Einführung der Gemeinschaftsschule wird in Frage gestellt
Das Saarland hat Probleme mit der Lehrerversorgung. Die Situation hat sich offenbar so verschärft, dass es zweifelhaft ist, ob die Qualitätskriterien zur Einführung der Gemeinschaftsschule erfüllt werden können.
Die Zeichen stehen schlecht. Nachwuchskräfte, die nicht hier durch Haus oder Familie gebunden sind, wandern in die anderen Bundesländer ab. Dort bekommen sie eine höhere Eingangsvergütung, eine unbefristete Beamtenstelle, bessere Arbeitsbedingungen (kleinere Klassen und Kurse, besser ausgestattete Schulen) und jede Menge weitere Vergünstigungen, die das Saarland nicht bieten kann. Wer ein gutes Lehrerexamen in einer gefragten Fächerkombination gemacht hat, kann sich unter den wohlhabenden Bundesländern die beste Stelle aussuchen – wie im Katalog. Es gehört zu den größten Verwerfungen des deutschen Bildungsföderalismus, dass reiche Bundesländer ihren Bürgern bessere Schulen und besser ausgebildete Lehrkräfte bieten können als arme Schlucker wie das Saarland, das den Betrieb inzwischen nur noch durch den verstärkten Einsatz von Aushilfskräften aufrechterhalten kann.

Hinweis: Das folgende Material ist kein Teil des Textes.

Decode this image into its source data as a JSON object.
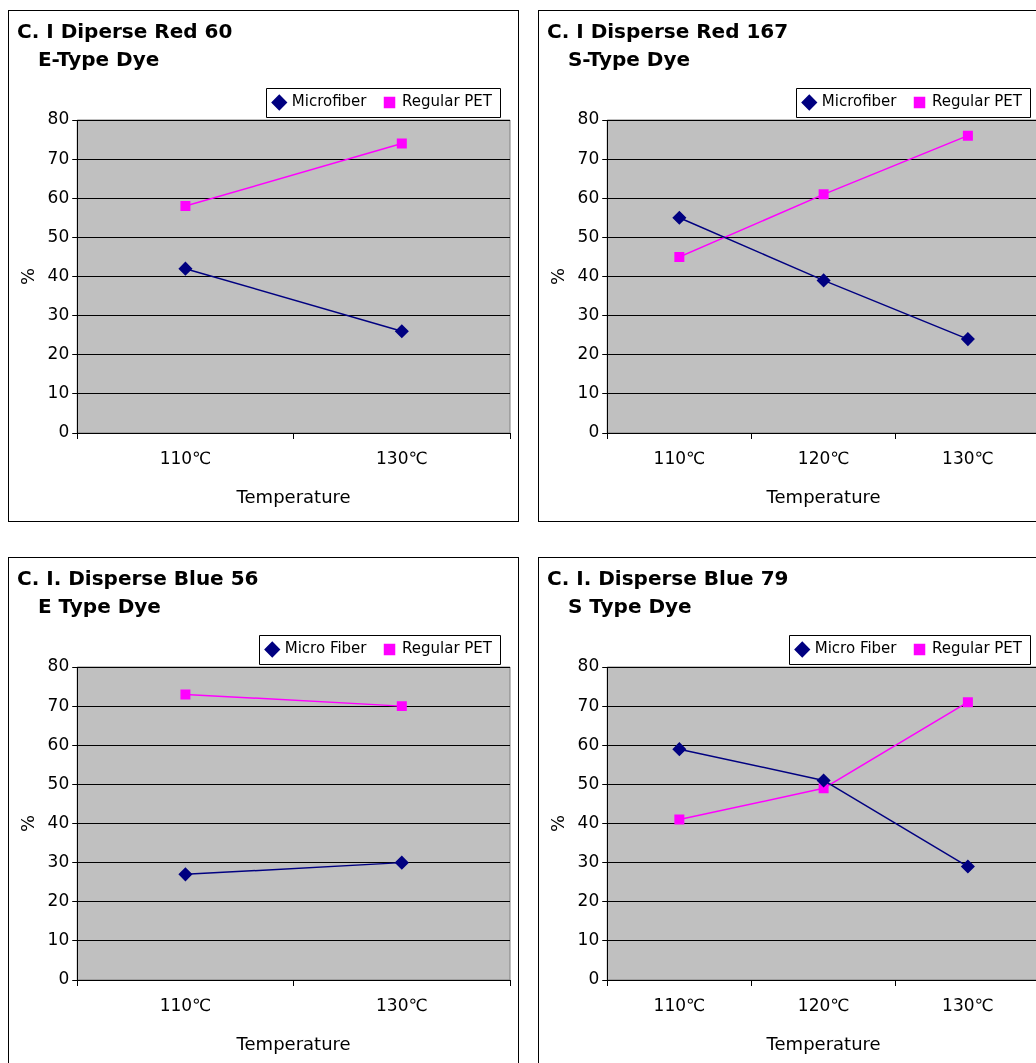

Doch die Probleme sind größtenteils hausgemacht. Zumindest, was das Saarland angeht. Es war kein geringerer als unser ehemaliger Ministerpräsident Peter Müller, der sich anlässlich der Föderalismusreform I im Jahre 2006 mit den anderen CDU-Landesfürsten dafür stark machte, dass die Rahmenkompetenz des Bundes für die Besoldung, die Versorgung und das Dienstrecht der Landesbeamten wieder ausschließlich in die Kompetenz der Länder übertragen wurde. War die Besoldung bis dahin bundesweit noch überwiegend einheitlich geregelt, konnten die Länder von nun an nach Gutsherrenart wieder selbst festlegen, was sie ihren Beamten zahlen. Müller wird genau gewusst haben, dass er auf diese Weise das Saarland in eine gefährliche Konkurrenzsituation bringen wird. Er muss somit die negativen Folgen in Kauf genommen haben, um endlich auch den direkten Zugriff auf die Beamtenbezüge zu erhalten. Ein Beispiel ist die für dieses Jahr verordnete Nullrunde. Wurde vor der Föderalismusreform noch das Tarifergebnis im Öffentlichen Dienst regelmäßig auf die Beamten übertragen, können die Landesregierungen nun willkürlich festlegen, ob und in welcher Höhe eine Anpassung der Bezüge erfolgt.
Damit hat Müller seinem „Aufsteigerland“ einen Bärendienst erwiesen und dessen Überlebensfähigkeit einmal mehr in Frage gestellt. Unter diesen Umständen muss auch erneut überdacht werden, ob die Einführung der Gemeinschaftsschule angesichts der miserablen personellen Situation überhaupt noch möglich ist. Die Umstellung auf die neue Schulform bindet eine Menge Personal, das schon jetzt nicht vorhanden ist. Der Start der Gemeinschaftsschule zum Schuljahr 2012/2013 könnte ein gewaltiger Fehlstart werden.